Civil Liability Act & Personal Injury - Goodge Law

The big news in the personal injury world this week has been the introduction in Parliament of the Civil Liability Act which contains reforms of whiplash claims and changes to the way the discount rate applied to personal injury settlements is calculated.

Fixed amounts will be set for compensating whiplash claims and offering to settle whiplash claims without medical evidence will be banned. The fixed amounts are likely to be significantly lower than currently awarded by the court. The Civil Liability Act will also see an increase in the small claims limit to £5,000 which will mean that most claims will not be subject to recoverable costs. This will therefore remove solicitors from the claims process in whiplash claims. It is likely that these reforms will come into force by April 2019.

The government also intends to review the discount rate. This is the rate applied to personal injury damages to account for the investment of a lump sum payment. From 2001 to 2017 the discount rate was set at 2.5%. Claimant solicitors argued that this historical 2.5% rate was outdated and was forcing injured parties to either accept less than full compensation or to gamble on investing their settlements in higher risk ventures.

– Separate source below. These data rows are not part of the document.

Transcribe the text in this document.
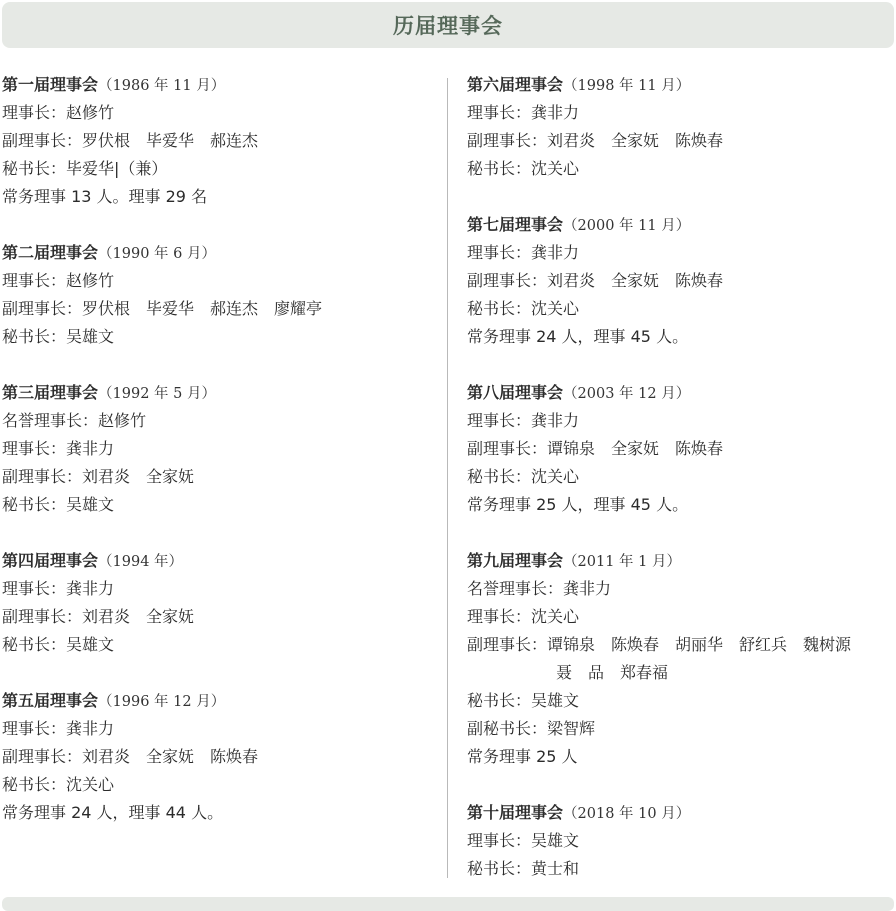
历届理事会
第一届理事会（1986 年 11 月）
理事长：赵修竹
副理事长：罗伏根　毕爱华　郝连杰
秘书长：毕爱华|（兼）
常务理事 13 人。理事 29 名
第二届理事会（1990 年 6 月）
理事长：赵修竹
副理事长：罗伏根　毕爱华　郝连杰　廖耀亭
秘书长：吴雄文
第三届理事会（1992 年 5 月）
名誉理事长：赵修竹
理事长：龚非力
副理事长：刘君炎　全家妩
秘书长：吴雄文
第四届理事会（1994 年）
理事长：龚非力
副理事长：刘君炎　全家妩
秘书长：吴雄文
第五届理事会（1996 年 12 月）
理事长：龚非力
副理事长：刘君炎　全家妩　陈焕春
秘书长：沈关心
常务理事 24 人，理事 44 人。
第六届理事会（1998 年 11 月）
理事长：龚非力
副理事长：刘君炎　全家妩　陈焕春
秘书长：沈关心
第七届理事会（2000 年 11 月）
理事长：龚非力
副理事长：刘君炎　全家妩　陈焕春
秘书长：沈关心
常务理事 24 人，理事 45 人。
第八届理事会（2003 年 12 月）
理事长：龚非力
副理事长：谭锦泉　全家妩　陈焕春
秘书长：沈关心
常务理事 25 人，理事 45 人。
第九届理事会（2011 年 1 月）
名誉理事长：龚非力
理事长：沈关心
副理事长：谭锦泉　陈焕春　胡丽华　舒红兵　魏树源
聂　品　郑春福
秘书长：吴雄文
副秘书长：梁智辉
常务理事 25 人
第十届理事会（2018 年 10 月）
理事长：吴雄文
秘书长：黄士和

The rate was amended in 2017 with a reduction from 2.5% to -0.75% which resulted in higher multipliers and increased awards. Following a public consultation, the Bill announces the government’s intention to set the rate with reference to ‘low risk’ rather than ‘very low risk’ investments, meaning a larger percentage can be deducted on the assumption of higher interest rates. The new legislation proposes that a new rate will be calculated probably in the range of 0-1% which will mean a reduction to future losses meaning reduced compensation.

Once the draft Bill is enacted, the Lord Chancellor and Justice Secretary intend to review the discount rate. For future changes, an independent panel of experts including insurers, claimant solicitors, independent advisers and actuarial firms chaired by the Government Actuary is to be created to review the discount rate at least every three years.